The other day my phone chose to show me a photo from the past – a photo of the pot plants on my desk at work which I’d taken about 6 years ago. And I remembered the week I’d taken it, which was around my birthday. I’d always had a spider plant on my desk, and for my birthday, a colleague had given me a baby Aloe Vera plant. That photo (above left) was to show I’d bought a nice planter to put it in and was looking after it.
So far so nice you might think. But at the time, I was weirdly upset by that Aloe Vera plant. For years, I had only kept spider plants because they were so hard to kill. If you’ve never kept one, you can not water one for a month and it’ll just go pale and sad looking. But once you water it, it’ll pep right back up and be fine again. They’re robust and forgiving, both things I believed were essential to be looked after by me.
At the time, I truly believed that the spider plant on my desk was the only plant I could keep alive. By that point I didn’t even have any plants at home, plants at work are easier to keep going in my experience. So I was upset that I’d been gifted a nice plant that I felt sure I was going to kill.
I was not making an unrealistic judgement there, I actually was awful at keeping plants alive. It was not long before then that I’d killed a Christmas cactus that was a cutting from one my long dead (like pre me being alive) grandmother had had. But here’s the thing I had not taken into account. Just because you haven’t been able to do something before, doesn’t mean you can’t learn.
The reason that picture was note worthy when it popped up on my phone the other day, was that I now have over 40 pot plants at home and at work, all of which are alive and thriving. And weirdly, I now seem to be the person in my extended family who is best at keeping houseplants alive. So, seeing that picture, and remembering the anxiety behind it was a bit of a jolt. I’d forgotten how certain I was that I couldn’t keep plants.

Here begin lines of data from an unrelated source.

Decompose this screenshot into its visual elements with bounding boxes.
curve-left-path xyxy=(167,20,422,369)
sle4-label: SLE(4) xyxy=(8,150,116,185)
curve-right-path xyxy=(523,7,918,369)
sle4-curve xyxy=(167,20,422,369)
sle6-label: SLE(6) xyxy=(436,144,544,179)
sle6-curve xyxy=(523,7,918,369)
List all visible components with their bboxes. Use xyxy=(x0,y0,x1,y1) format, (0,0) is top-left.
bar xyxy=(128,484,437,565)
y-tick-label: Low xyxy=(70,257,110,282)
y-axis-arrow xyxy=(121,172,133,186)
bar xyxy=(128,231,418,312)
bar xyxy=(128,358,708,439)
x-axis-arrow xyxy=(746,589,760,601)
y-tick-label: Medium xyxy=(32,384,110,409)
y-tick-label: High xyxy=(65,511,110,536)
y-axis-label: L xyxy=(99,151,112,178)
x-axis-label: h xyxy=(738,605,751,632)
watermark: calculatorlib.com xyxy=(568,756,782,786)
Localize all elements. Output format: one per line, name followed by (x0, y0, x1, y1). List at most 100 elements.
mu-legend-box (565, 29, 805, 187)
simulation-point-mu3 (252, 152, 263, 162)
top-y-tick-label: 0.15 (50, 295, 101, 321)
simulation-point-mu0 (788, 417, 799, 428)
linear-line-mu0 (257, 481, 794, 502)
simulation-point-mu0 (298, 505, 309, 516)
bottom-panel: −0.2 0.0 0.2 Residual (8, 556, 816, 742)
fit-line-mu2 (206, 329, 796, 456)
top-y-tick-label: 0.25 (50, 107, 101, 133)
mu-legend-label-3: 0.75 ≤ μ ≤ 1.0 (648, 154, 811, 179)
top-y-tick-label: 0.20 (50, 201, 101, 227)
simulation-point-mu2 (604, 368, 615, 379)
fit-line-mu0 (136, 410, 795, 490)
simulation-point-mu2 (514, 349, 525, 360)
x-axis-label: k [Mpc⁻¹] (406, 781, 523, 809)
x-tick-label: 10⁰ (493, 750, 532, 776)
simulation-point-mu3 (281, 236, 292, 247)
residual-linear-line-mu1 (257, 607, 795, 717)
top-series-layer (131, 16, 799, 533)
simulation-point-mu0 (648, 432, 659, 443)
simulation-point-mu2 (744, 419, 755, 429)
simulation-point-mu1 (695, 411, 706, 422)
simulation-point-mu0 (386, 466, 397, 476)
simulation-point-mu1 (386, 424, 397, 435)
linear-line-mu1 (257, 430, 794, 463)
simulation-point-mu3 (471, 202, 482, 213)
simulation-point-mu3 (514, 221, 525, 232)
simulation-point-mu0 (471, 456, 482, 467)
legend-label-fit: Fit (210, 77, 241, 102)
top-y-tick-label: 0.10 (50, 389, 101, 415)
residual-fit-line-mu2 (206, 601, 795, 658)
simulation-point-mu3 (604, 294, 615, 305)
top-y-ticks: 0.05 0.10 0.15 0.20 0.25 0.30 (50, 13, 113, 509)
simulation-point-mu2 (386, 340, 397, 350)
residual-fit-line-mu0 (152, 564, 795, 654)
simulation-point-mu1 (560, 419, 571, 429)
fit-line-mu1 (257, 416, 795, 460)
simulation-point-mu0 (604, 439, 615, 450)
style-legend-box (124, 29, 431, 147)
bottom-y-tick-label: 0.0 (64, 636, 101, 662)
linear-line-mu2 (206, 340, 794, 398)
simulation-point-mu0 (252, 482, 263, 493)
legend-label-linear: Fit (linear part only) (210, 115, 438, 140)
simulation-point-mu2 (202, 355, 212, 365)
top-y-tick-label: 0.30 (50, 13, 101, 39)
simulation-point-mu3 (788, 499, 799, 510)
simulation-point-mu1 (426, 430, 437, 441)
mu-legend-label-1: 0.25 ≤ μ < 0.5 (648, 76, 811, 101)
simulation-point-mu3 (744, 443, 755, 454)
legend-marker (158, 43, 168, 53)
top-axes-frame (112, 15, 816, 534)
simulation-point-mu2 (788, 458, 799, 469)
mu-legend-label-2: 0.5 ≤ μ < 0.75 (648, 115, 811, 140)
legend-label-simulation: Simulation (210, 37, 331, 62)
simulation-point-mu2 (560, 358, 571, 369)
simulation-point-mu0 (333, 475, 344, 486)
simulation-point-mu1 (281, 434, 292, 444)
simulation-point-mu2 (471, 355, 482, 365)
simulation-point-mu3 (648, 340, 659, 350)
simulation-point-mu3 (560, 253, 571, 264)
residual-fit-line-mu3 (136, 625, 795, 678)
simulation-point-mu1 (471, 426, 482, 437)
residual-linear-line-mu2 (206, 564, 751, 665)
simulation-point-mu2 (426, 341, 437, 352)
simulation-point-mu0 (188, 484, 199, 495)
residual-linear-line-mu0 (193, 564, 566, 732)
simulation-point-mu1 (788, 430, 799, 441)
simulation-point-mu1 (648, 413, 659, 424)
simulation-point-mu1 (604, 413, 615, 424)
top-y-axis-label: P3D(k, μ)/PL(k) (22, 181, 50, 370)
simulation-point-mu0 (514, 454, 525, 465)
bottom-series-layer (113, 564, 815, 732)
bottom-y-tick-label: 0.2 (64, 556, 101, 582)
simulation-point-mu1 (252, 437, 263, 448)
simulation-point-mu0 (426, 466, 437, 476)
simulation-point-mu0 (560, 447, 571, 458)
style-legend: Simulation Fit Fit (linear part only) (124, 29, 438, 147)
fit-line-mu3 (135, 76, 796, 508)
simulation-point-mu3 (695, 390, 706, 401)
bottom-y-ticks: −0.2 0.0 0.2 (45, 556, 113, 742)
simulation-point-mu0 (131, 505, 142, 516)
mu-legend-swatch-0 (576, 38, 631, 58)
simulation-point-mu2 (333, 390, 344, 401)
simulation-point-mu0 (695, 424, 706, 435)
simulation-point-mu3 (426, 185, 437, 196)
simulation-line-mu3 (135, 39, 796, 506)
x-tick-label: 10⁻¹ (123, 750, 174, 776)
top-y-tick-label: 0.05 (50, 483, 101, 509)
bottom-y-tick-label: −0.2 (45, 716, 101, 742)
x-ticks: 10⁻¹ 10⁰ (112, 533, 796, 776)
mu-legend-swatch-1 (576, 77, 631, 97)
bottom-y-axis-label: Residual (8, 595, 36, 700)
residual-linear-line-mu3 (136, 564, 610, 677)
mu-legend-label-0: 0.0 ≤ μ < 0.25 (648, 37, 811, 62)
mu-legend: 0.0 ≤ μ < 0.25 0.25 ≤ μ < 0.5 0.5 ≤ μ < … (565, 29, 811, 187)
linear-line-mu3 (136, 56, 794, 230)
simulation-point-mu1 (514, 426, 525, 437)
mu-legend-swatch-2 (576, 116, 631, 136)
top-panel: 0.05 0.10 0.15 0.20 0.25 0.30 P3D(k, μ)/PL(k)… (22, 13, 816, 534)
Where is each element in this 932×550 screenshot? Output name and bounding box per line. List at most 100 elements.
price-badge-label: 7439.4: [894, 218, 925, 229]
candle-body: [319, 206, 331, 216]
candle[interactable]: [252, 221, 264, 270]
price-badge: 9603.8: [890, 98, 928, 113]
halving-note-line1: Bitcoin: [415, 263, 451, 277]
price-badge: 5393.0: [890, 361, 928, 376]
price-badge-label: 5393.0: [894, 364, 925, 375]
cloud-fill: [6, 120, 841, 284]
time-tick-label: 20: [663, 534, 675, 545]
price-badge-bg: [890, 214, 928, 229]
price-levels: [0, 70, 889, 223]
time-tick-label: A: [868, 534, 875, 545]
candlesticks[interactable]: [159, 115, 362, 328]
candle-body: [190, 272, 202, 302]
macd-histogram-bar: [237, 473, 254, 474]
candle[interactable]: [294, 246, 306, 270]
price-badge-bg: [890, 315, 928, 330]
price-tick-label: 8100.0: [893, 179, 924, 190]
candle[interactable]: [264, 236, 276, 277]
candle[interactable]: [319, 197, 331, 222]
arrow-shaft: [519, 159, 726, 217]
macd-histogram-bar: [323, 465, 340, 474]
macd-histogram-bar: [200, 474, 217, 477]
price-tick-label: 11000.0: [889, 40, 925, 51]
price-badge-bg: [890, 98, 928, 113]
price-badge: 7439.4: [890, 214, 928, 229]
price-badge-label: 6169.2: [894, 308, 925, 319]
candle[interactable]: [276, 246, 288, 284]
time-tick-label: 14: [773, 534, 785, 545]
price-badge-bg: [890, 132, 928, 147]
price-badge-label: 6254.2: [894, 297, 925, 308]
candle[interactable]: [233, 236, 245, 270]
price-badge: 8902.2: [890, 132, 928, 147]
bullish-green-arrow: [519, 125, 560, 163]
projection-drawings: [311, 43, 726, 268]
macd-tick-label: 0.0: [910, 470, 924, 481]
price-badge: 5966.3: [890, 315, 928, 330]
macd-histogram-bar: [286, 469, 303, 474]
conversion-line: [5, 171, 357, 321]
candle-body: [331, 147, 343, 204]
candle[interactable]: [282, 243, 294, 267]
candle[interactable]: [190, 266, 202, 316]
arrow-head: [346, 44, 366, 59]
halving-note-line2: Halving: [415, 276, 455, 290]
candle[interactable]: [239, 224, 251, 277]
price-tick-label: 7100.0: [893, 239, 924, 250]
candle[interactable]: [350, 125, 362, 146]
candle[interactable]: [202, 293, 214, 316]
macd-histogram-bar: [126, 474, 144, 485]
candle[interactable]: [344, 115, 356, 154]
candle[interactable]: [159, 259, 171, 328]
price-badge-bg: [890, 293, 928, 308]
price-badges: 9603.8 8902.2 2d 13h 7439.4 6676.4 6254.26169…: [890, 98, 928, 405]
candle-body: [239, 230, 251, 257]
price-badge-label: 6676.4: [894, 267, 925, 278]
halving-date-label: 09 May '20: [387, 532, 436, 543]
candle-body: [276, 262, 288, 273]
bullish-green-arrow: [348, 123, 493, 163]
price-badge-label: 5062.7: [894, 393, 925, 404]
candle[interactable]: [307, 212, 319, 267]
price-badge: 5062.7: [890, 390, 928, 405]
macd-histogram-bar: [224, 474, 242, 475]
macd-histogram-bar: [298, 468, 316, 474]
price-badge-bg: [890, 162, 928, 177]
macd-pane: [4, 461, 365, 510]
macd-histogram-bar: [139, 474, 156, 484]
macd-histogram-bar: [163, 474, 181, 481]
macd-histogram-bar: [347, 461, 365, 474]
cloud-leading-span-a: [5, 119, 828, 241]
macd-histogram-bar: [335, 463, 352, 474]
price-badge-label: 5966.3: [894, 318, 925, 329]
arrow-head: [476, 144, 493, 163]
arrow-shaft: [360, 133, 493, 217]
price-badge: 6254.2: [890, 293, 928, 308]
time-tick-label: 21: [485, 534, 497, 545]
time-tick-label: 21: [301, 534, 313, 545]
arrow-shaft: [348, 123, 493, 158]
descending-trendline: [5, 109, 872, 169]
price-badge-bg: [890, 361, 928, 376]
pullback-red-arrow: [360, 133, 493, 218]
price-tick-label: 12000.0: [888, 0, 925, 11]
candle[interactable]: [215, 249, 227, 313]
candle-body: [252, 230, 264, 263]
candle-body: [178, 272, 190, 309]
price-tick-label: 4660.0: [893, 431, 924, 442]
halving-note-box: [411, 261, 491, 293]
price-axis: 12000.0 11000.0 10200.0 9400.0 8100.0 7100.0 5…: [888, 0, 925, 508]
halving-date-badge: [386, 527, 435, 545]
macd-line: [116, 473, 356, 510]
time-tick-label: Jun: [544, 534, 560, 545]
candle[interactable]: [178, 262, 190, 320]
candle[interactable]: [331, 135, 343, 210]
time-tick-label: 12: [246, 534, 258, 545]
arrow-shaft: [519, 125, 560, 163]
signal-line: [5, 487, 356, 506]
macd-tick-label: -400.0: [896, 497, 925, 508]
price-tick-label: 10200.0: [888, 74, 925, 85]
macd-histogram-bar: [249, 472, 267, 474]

Which is all a long winded way of saying, there are stories we tell ourselves, and sometimes they’re simply not true. Or maybe they’re true at the time, but that doesn’t mean that they can’t change. It doesn’t mean we can’t learn and grow. And just because we struggled with something in one phase of our lives, doesn’t mean we always will.
Even if the belief you currently have about yourself seems to be true, it’s worth leaving the door open to the idea that it might not always be the case. Take note of the stories you’re telling yourself, and if they’re no longer helpful or serving you, then maybe think about changing them.